The weaknesses of the method are predicated on the same basis and are exemplified by the high false discovery rates requiring independent validation to deliver sufficient confidence. One way of partially overcoming this problem would be to use a dapagliflozin add-on study that has a placebo-control group for the variable selection phase, which would facilitate identification of possible dapagliflozin-specific effects and reduce the false discovery rate. A second limitation is a consequence of the fact that our approach necessitated the measurement of factors across the complete program of studies. Because the studies that comprised the phase 3 clinical development program for dapagliflozin were relatively heterogeneous by design, the results of meta-analysis of nine of the 12 studies is not meaningful in its own right and should therefore be interpreted with caution. In fact, as shown in Fig. 3, the estimated effect size of FPG as a predictor was quite large (approximately 1 standard deviation) in treatment-naïve patients in the monotherapy study [26], whereas it was estimated to be essentially nil in the two studies of older patients with cardiovascular disease [15, 17]. Although pooling of studies that were all similar in design would have mitigated the problems associated with study heterogeneity, the realities of clinical development programs make this an unavoidable limitation of dealing with these data sets.

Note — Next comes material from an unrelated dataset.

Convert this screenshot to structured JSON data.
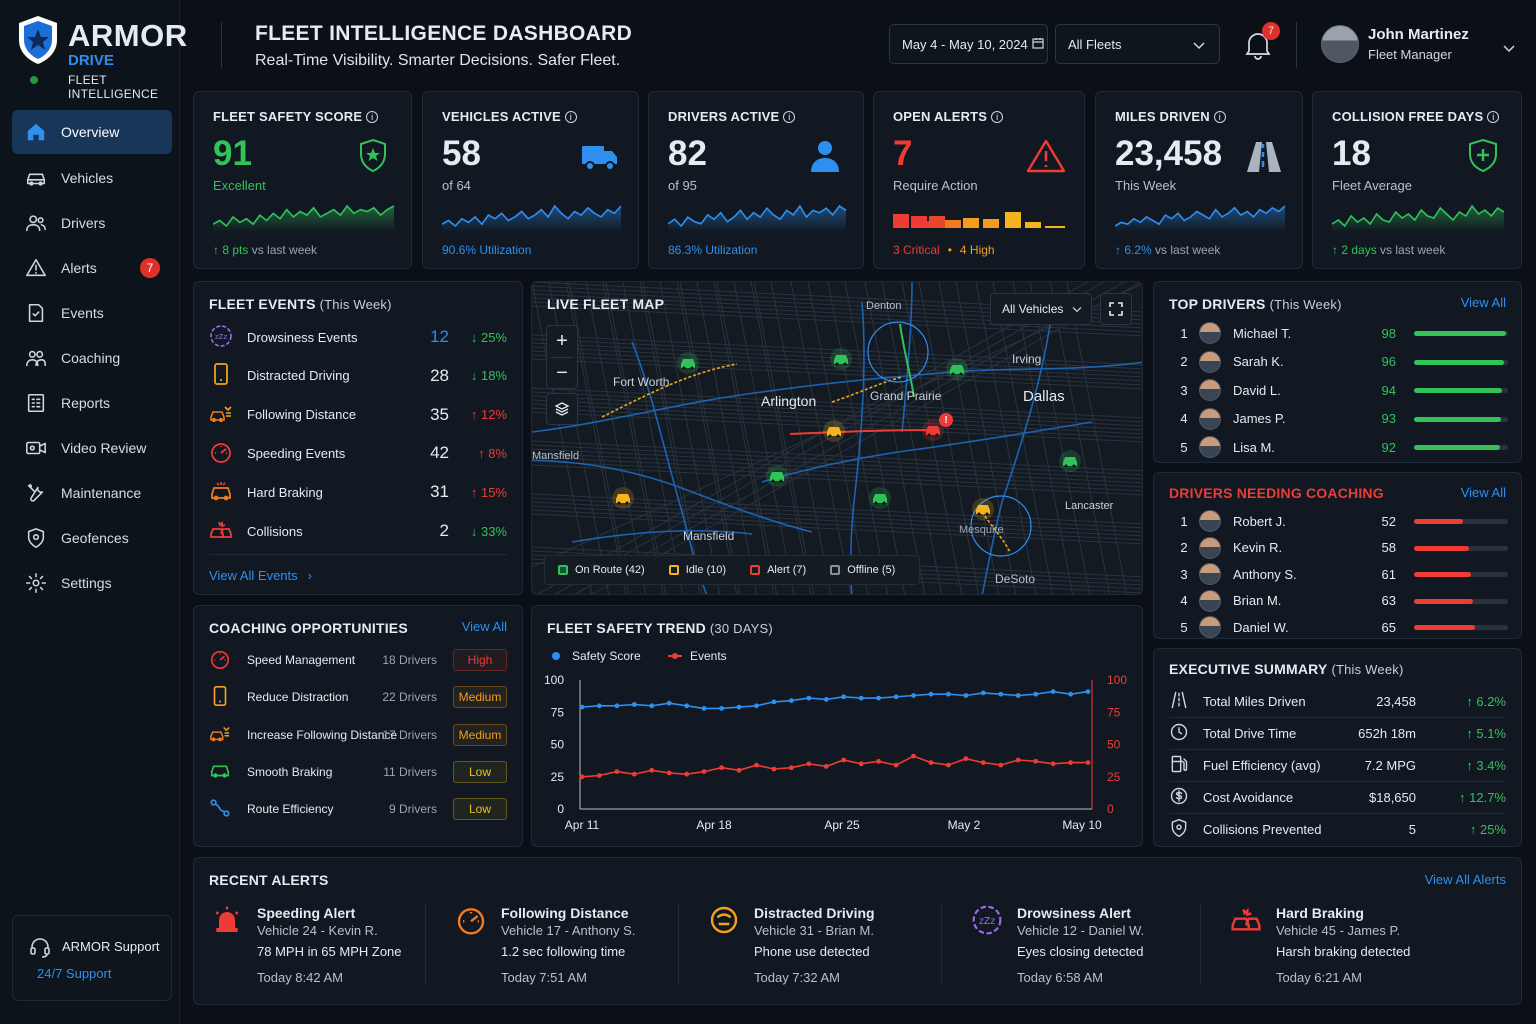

In conclusion, our findings are consistent with those of conventional, hypothesis-driven analyses that dapagliflozin offers significant and predictable clinical benefit across all groups of patients, from treatment naïve to those requiring high doses of insulin [24, 25]. Furthermore, we suggest that this hypothesis-independent approach may be applied to other drugs for which substantial clinical data are available.